I actually agree with this idea in general. But talk to her about accountability, by testing or evaluation such as home schoolers have to do, and she'll inform you that the fact she gave birth should be all the qualification needed, i.e. "how dare you question my parenting skills and where's my money?"

Southern Quebec said...

Seems like an incoherent mess.

liberal supporter said...

It's always 5 o'clock there.

Frank Frink said...

Yep. WTF are you doing bothering me with facts and evidence. Don't you know it's cocktail o'clock?

Ti-Guy said...

She wants to be paid to be a stay at home mom at a rate similar to what she might earn in an office.

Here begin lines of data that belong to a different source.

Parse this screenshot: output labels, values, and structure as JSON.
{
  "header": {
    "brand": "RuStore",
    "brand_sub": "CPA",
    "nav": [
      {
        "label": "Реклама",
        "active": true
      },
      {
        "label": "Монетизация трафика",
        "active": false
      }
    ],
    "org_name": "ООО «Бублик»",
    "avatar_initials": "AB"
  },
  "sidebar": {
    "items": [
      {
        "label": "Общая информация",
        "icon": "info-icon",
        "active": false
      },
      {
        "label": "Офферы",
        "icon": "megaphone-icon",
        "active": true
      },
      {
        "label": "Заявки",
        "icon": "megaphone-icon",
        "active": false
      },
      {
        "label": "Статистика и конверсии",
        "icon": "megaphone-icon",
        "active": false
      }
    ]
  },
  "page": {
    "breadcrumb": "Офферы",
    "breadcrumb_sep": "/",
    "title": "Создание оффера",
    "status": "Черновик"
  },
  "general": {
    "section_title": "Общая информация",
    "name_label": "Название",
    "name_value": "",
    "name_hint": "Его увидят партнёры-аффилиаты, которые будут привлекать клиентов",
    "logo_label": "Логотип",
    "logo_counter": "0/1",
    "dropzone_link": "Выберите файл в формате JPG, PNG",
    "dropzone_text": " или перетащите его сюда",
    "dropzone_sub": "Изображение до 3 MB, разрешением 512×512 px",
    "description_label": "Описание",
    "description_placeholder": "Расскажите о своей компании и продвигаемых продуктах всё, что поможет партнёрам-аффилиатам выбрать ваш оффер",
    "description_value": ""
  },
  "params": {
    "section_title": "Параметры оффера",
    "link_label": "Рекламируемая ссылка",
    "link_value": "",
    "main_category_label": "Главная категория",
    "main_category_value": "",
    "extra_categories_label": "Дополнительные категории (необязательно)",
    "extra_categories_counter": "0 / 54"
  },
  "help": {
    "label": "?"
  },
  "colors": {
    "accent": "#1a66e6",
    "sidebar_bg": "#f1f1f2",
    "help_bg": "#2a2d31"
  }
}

Yeah, that's pretty much it. Why she remains in the Blogging Tories with a posture like that is a mystery to me.

Renee said...

You know, in these days of economic difficulty she might discover that if we subsidize moms to stay at home, that they might start looking for efficiencies in that "paying to parent" system she wants to set up - fire her, put the kids in large centralized dormitories, and pay 17-year-olds $8.00/h to supervise. The hand that rocks the invisible market, after all...

Cameron Campbell said...

Odd how the invisible hand always winds up looking like a fist.

What I don't understand, what I've never understood, is how so many of these people talk about choice but what they really mean is "the choice that I support and only that one".

I remember an interesting article in La Presse when the CPC put out their child care benefit dealy: in it one single mother said something to the effect "do they expect me to quit my job and stay at home for $4000 a year?".

It's an appeal to the social conservative base masquerading as "fairness"

Sara said...

This is "what the fuck" I want Cynic.

Our policies are as follows,

PRIMARY ADVOCACY
Family Tax Fairness to be adopted by the Finance Minister of Canada (Income Splitting)

Long Term Advocacy
• Parental choice should be available through financial equalization factors and taxation by way of a model of a childcare benefit voucher system similar to the Australia model recognizing the four parental choices of: parent/partner/guardian in the family home; care by a relative; regulated private-home day care; licensed day home, child care centre, nursery school or preschool/kindergarten facility. The signatories agree that parental choice is the cornerstone for all decisions

• Taxation must view the family unit as a whole and follow a ‘family taxation’ policy giving stay-at-home families and single parents the opportunity to equalize taxation and must also allow families of dual income to income splitting. All policies must be voluntary to family perspective.

• All tax credits must be provided for provisions for equalization of all parents regardless of parental choice in childcare.

• Governments must separate funding parental childcare choice initiatives from capital funding plans, thereby demonstrating the necessity to address childcare in both contexts.

• Expansion of licensed childcare spaces should follow the model established in Nova Scotia (circa 2007) with low cost loans and cost-sharing grant, encouraging the development of both commercial and non-profit programs licensed programs. This model provides credible accountable use of taxpayer money and expands parental choice options.

Increasingly stay at home parents are being treated like second hand citizens because of the “privacy law” in Canada, and the decreased amount on how the government treats them.

Tax laws, credit departments, banks and even the Revenue Canada Agency does not recognize parenting at home as a economic value and constantly decreases the value of a parent when taxes are raise,and credit are added.

Tax laws
Mortgages
Bank Accounts
Credit Bureaus
Hydro Smart meter
Tax Credits
Resumes
Pensions

Are just a few problems parents at home face and we must come together to alleviate the strain on parents just because they childcare their own children.

Parents who use daycares are also finding financial restraint due to over prices costs and unavailable childcare spaces across Canada.

Moms, dads, grandparents, neighborhood care, friends, centers, are all childcare to us. We need to stand together and work with any government to ensure our children’s need are met.